Layer 3 — Persistence Layer with @DataJpaTest
The persistence test uses an in-memory H2 database to verify the custom JPQL queries on TaskRepository without loading the web layer or the full application context.
@DataJpaTest
class TaskRepositoryTest {
@Autowired TestEntityManager em;
@Autowired TaskRepository taskRepository;
@Test
void findByOwner_returnsOnlyOwnerTasks() {
User alice = em.persist(new User(null, "alice@example.com"));
User bob = em.persist(new User(null, "bob@example.com"));
em.persist(new Task(null, "Alice task 1", Priority.LOW, alice, false));
em.persist(new Task(null, "Alice task 2", Priority.HIGH, alice, true));
em.persist(new Task(null, "Bob task", Priority.LOW, bob, false));
em.flush();
List<Task> aliceTasks = taskRepository.findByOwner(alice);
assertThat(aliceTasks).hasSize(2)
.extracting(Task::getTitle)
.containsExactlyInAnyOrder("Alice task 1", "Alice task 2");
}
@Test
void countOpenByOwner_ignoresCompleted() {
User alice = em.persist(new User(null, "alice@example.com"));
em.persist(new Task(null, "Done", Priority.LOW, alice, true));
em.persist(new Task(null, "Pending", Priority.LOW, alice, false));
em.flush();
long open = taskRepository.countByOwnerAndCompletedFalse(alice);
assertThat(open).isEqualTo(1);
}
}
Layer 4 — Full-Stack Integration Test
The integration test starts the complete application context against a real (or Testcontainers-managed) database and exercises the full HTTP-to-database round trip. Use @SpringBootTest(webEnvironment = RANDOM_PORT) with TestRestTemplate for this.
@SpringBootTest(webEnvironment = SpringBootTest.WebEnvironment.RANDOM_PORT)

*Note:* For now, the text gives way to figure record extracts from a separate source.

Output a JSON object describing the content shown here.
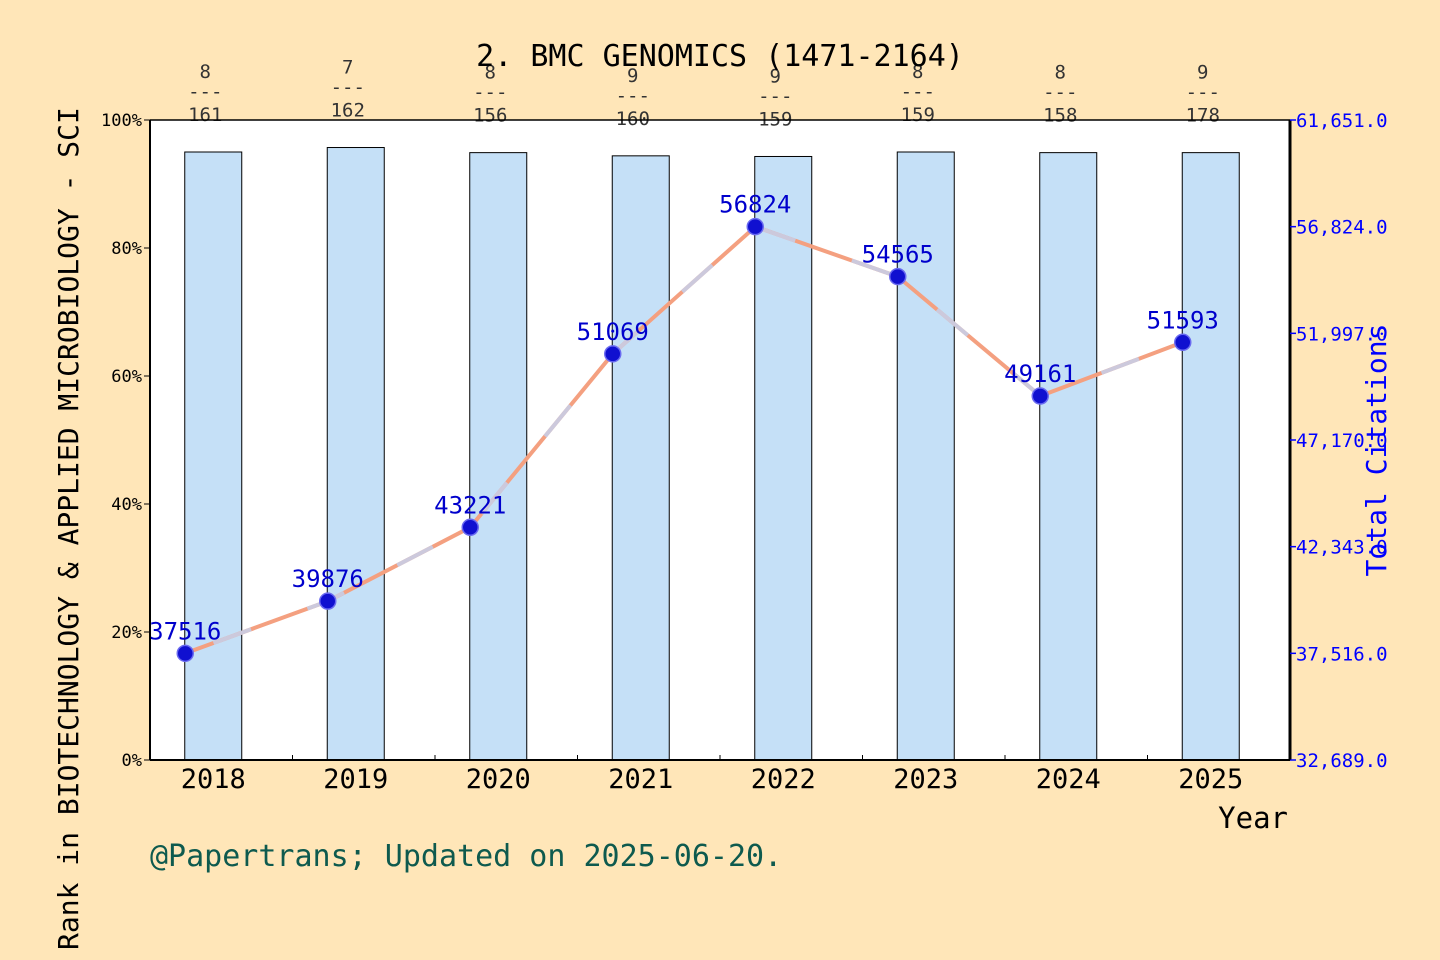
{
  "chart_data": {
    "type": "bar+line",
    "title": "2. BMC GENOMICS (1471-2164)",
    "xlabel": "Year",
    "ylabel_left": "Rank in BIOTECHNOLOGY & APPLIED MICROBIOLOGY - SCI",
    "ylabel_right": "Total Citations",
    "categories": [
      "2018",
      "2019",
      "2020",
      "2021",
      "2022",
      "2023",
      "2024",
      "2025"
    ],
    "bars": {
      "values_pct": [
        95.0,
        95.7,
        94.9,
        94.4,
        94.3,
        95.0,
        94.9,
        94.9
      ],
      "ranks": [
        "8",
        "7",
        "8",
        "9",
        "9",
        "8",
        "8",
        "9"
      ],
      "totals": [
        "161",
        "162",
        "156",
        "160",
        "159",
        "159",
        "158",
        "178"
      ],
      "separator": "---"
    },
    "line": {
      "values": [
        37516,
        39876,
        43221,
        51069,
        56824,
        54565,
        49161,
        51593
      ],
      "labels": [
        "37516",
        "39876",
        "43221",
        "51069",
        "56824",
        "54565",
        "49161",
        "51593"
      ]
    },
    "y_left": {
      "min": 0,
      "max": 100,
      "ticks": [
        0,
        20,
        40,
        60,
        80,
        100
      ],
      "tick_labels": [
        "0%",
        "20%",
        "40%",
        "60%",
        "80%",
        "100%"
      ]
    },
    "y_right": {
      "min": 32689,
      "max": 61651,
      "ticks": [
        32689,
        37516,
        42343,
        47170,
        51997,
        56824,
        61651
      ],
      "tick_labels": [
        "32,689.0",
        "37,516.0",
        "42,343.0",
        "47,170.0",
        "51,997.0",
        "56,824.0",
        "61,651.0"
      ]
    },
    "grid": false,
    "legend": "none"
  },
  "footer": "@Papertrans; Updated on 2025-06-20.",
  "colors": {
    "background": "#ffe6b8",
    "bar_fill": "#c5e0f7",
    "line": "#f4a080",
    "line_highlight": "#c8cde6",
    "marker": "#1010d0",
    "point_label": "#0000cc",
    "right_axis": "#0000ff",
    "footer": "#0e5a4e"
  }
}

@AutoConfigureTestDatabase(replace = AutoConfigureTestDatabase.Replace.NONE)
@Testcontainers
class TaskApiIntegrationTest {
@Container
static PostgreSQLContainer<?> postgres =
new PostgreSQLContainer<>("postgres:16-alpine");
@DynamicPropertySource
static void configureDataSource(DynamicPropertyRegistry registry) {
registry.add("spring.datasource.url", postgres::getJdbcUrl);
registry.add("spring.datasource.username", postgres::getUsername);
registry.add("spring.datasource.password", postgres::getPassword);
}
@Autowired TestRestTemplate restTemplate;
@Test
void createAndFetch_roundTrip() {
TaskCreateDto request = new TaskCreateDto("Integration task", Priority.MEDIUM);
ResponseEntity<TaskDto> created =
restTemplate.withBasicAuth("alice@example.com", "password")
.postForEntity("/api/tasks", request, TaskDto.class);
assertThat(created.getStatusCode()).isEqualTo(HttpStatus.CREATED);
Long id = created.getBody().id();
ResponseEntity<TaskDto> fetched =
restTemplate.withBasicAuth("alice@example.com", "password")
.getForEntity("/api/tasks/" + id, TaskDto.class);
assertThat(fetched.getStatusCode()).isEqualTo(HttpStatus.OK);
assertThat(fetched.getBody().title()).isEqualTo("Integration task");
}
}
Integration tests are slow by design. A Testcontainers-backed test may take 10–30 seconds for container startup. Keep them in a separate Maven/Gradle source set or profile (e.g. mvn verify -Pfailsafe) so the fast unit and slice tests run on every save while the integration suite runs in CI.
The Test Pyramid in Practice
The four layers above form a deliberate pyramid. Unit tests are the widest layer: fast, numerous, and focused on business logic. Web-layer tests validate HTTP contracts and security rules. Persistence tests guard your JPQL queries. Integration tests provide end-to-end confidence that all layers wire together correctly.
- Run on every file save: unit tests (milliseconds each).
- Run on every commit: unit + web-layer + persistence slice tests (seconds total).
- Run in CI on every push: all layers including integration tests.
Summary
A professional Spring Boot test suite layers four complementary strategies: pure unit tests with Mockito for business logic, @WebMvcTest slices for HTTP and security contracts, @DataJpaTest slices for persistence queries, and full-stack integration tests for end-to-end confidence. Each layer has a clear scope, a distinct Spring context (or no context), and a predictable execution cost. Matching the test type to the concern being tested is the design skill that separates a fast, trustworthy suite from a slow, fragile one.